The truth about the market turmoil
G2 has a piece today asking various anti-capitalists for their view of the current market turmoil. I was very pleased to see their research took them to one of the most compelling voices on this subject, Max Keiser. His Resonance FM programme, The Truth About Markets, is always entertaining — sometimes for the right reasons.
Mind you, for me the most insightful comment of the lot came from Michael Onfray:
Is this the end of capitalism? Absolutely not. The key feature of capitalism is that it’s malleable. It has been through antiquity, feudalism, the industrial era, it has worn the guise of fascism and now it’s wedding itself to the ecology cause. After this latest event, it will take on a new form.
And Bob and Roberta Smith had a fair take, too:
Yesterday, at the same time as Lehman Brothers went belly up and Merrill Lynch was bailed out, Damien Hirst made £70m.

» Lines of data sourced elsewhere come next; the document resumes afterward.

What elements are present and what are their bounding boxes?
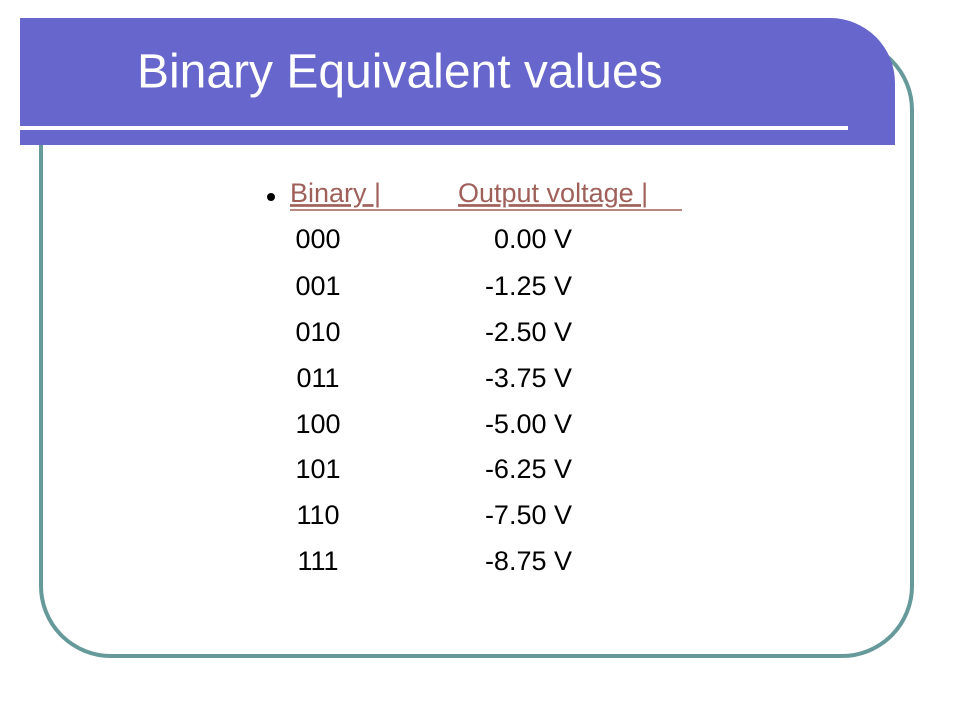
output-voltage: -3.75 V — [485, 363, 572, 393]
output-voltage: -8.75 V — [485, 546, 572, 576]
output-voltage: -5.00 V — [485, 409, 572, 439]
binary-code: 100 — [295, 409, 340, 439]
title-band — [20, 18, 895, 145]
binary-code: 000 — [295, 224, 340, 254]
output-voltage: -6.25 V — [485, 454, 572, 484]
slide-title: Binary Equivalent values — [137, 46, 663, 99]
binary-code: 011 — [296, 363, 339, 393]
bullet — [267, 193, 275, 201]
output-voltage: -2.50 V — [485, 317, 572, 347]
binary-code: 101 — [295, 454, 340, 484]
header-binary: Binary | — [290, 178, 381, 208]
binary-code: 111 — [297, 546, 338, 576]
binary-code: 110 — [296, 500, 339, 530]
binary-code: 001 — [295, 271, 340, 301]
binary-code: 010 — [295, 317, 340, 347]
table-rows: 000 0.00 V 001 -1.25 V 010 -2.50 V 011 -3.75 V 1… — [295, 224, 572, 576]
output-voltage: -7.50 V — [485, 500, 572, 530]
output-voltage: 0.00 V — [494, 224, 572, 254]
header-voltage: Output voltage | — [458, 178, 648, 208]
output-voltage: -1.25 V — [485, 271, 572, 301]
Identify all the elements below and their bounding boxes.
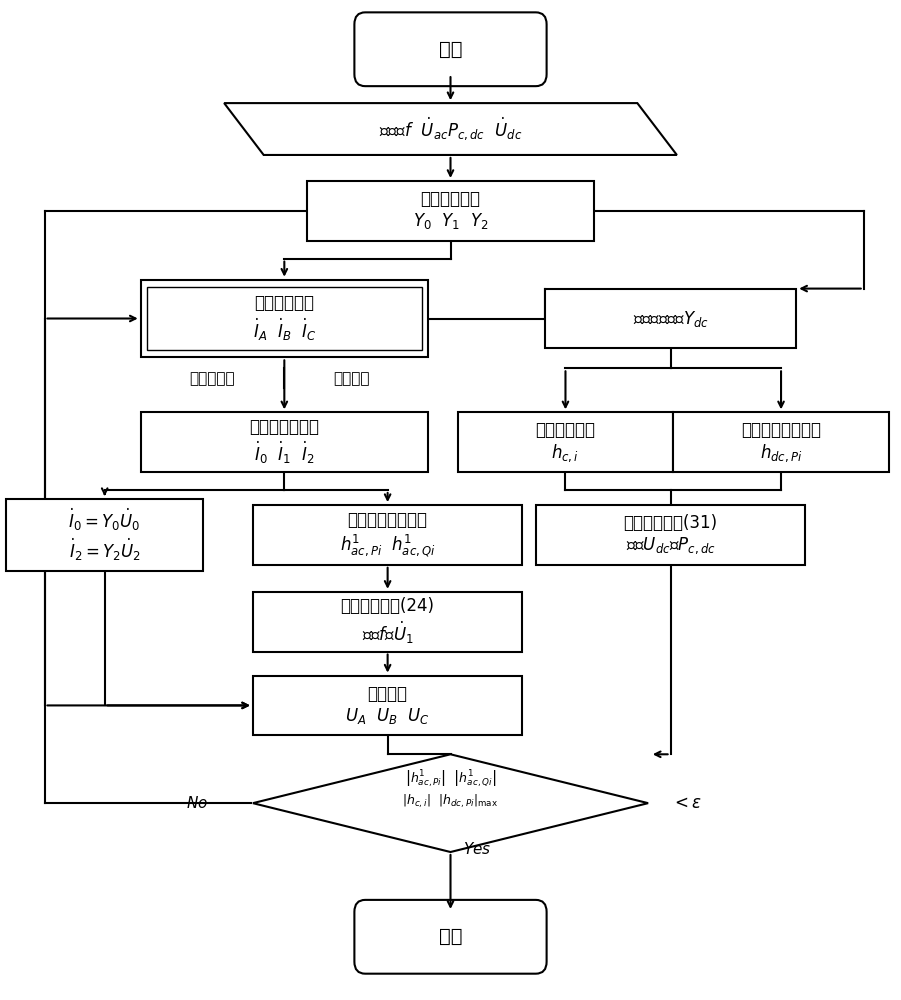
FancyBboxPatch shape bbox=[536, 505, 805, 565]
FancyBboxPatch shape bbox=[6, 499, 204, 571]
Text: 相序转换: 相序转换 bbox=[333, 371, 370, 386]
FancyBboxPatch shape bbox=[545, 289, 796, 348]
Text: 输出: 输出 bbox=[439, 927, 462, 946]
FancyBboxPatch shape bbox=[458, 412, 673, 472]
Text: 节点注入序电流
$\dot{I}_0$  $\dot{I}_1$  $\dot{I}_2$: 节点注入序电流 $\dot{I}_0$ $\dot{I}_1$ $\dot{I}… bbox=[250, 418, 319, 466]
Text: 求解迭代方程(31)
更新$U_{dc}$、$P_{c,dc}$: 求解迭代方程(31) 更新$U_{dc}$、$P_{c,dc}$ bbox=[623, 514, 717, 556]
FancyBboxPatch shape bbox=[253, 676, 523, 735]
Text: $\left|h^1_{ac,Pi}\right|$  $\left|h^1_{ac,Qi}\right|$
$\left|h_{c,i}\right|$  $: $\left|h^1_{ac,Pi}\right|$ $\left|h^1_{a… bbox=[403, 769, 498, 810]
FancyBboxPatch shape bbox=[673, 412, 888, 472]
Text: $<\varepsilon$: $<\varepsilon$ bbox=[670, 794, 701, 812]
Text: 直流功率平衡方程
$h_{dc,Pi}$: 直流功率平衡方程 $h_{dc,Pi}$ bbox=[741, 421, 821, 464]
Text: 节点注入电流
$\dot{I}_A$  $\dot{I}_B$  $\dot{I}_C$: 节点注入电流 $\dot{I}_A$ $\dot{I}_B$ $\dot{I}_… bbox=[252, 294, 316, 343]
FancyBboxPatch shape bbox=[354, 900, 547, 974]
Text: 边界平衡方程
$h_{c,i}$: 边界平衡方程 $h_{c,i}$ bbox=[535, 421, 596, 464]
FancyBboxPatch shape bbox=[253, 592, 523, 652]
Text: 求解迭代方程(24)
更新$f$、$\dot{U}_1$: 求解迭代方程(24) 更新$f$、$\dot{U}_1$ bbox=[341, 597, 434, 646]
Text: 相序转换
$U_A$  $U_B$  $U_C$: 相序转换 $U_A$ $U_B$ $U_C$ bbox=[345, 685, 430, 726]
FancyBboxPatch shape bbox=[306, 181, 595, 241]
Text: $No$: $No$ bbox=[187, 795, 208, 811]
FancyBboxPatch shape bbox=[141, 280, 428, 357]
FancyBboxPatch shape bbox=[141, 412, 428, 472]
Text: 构建三序网络
$Y_0$  $Y_1$  $Y_2$: 构建三序网络 $Y_0$ $Y_1$ $Y_2$ bbox=[413, 190, 488, 231]
Text: $\dot{I}_0=Y_0\dot{U}_0$
$\dot{I}_2=Y_2\dot{U}_2$: $\dot{I}_0=Y_0\dot{U}_0$ $\dot{I}_2=Y_2\… bbox=[68, 507, 141, 563]
Text: 序电流补偿: 序电流补偿 bbox=[189, 371, 235, 386]
FancyBboxPatch shape bbox=[354, 12, 547, 86]
Polygon shape bbox=[224, 103, 677, 155]
Polygon shape bbox=[253, 754, 648, 852]
Text: 正序功率平衡方程
$h^1_{ac,Pi}$  $h^1_{ac,Qi}$: 正序功率平衡方程 $h^1_{ac,Pi}$ $h^1_{ac,Qi}$ bbox=[340, 511, 435, 559]
Text: 初始化$f$  $\dot{U}_{ac}$$P_{c,dc}$  $\dot{U}_{dc}$: 初始化$f$ $\dot{U}_{ac}$$P_{c,dc}$ $\dot{U}… bbox=[378, 116, 523, 142]
FancyBboxPatch shape bbox=[253, 505, 523, 565]
Text: 构建直流网络$Y_{dc}$: 构建直流网络$Y_{dc}$ bbox=[633, 309, 708, 329]
Text: 开始: 开始 bbox=[439, 40, 462, 59]
Text: $Yes$: $Yes$ bbox=[463, 841, 492, 857]
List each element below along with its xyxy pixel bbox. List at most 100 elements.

This tells us that capitalism is not dead. The rich got richer, and the poor got poorer – and in the evening, the rich went to an art sale and spent the small change in their pockets. This crisis is kind of like the capitalist cat shifting on its cushion.
But I’m also sceptical of the “great depression” analogies. The scenes I see on the streets in central London don’t resemble the black and white photographs I’ve seen from the early 20th century. It’s very, very bad for a lot of people who least need it, and it’s not something that needs any more drama.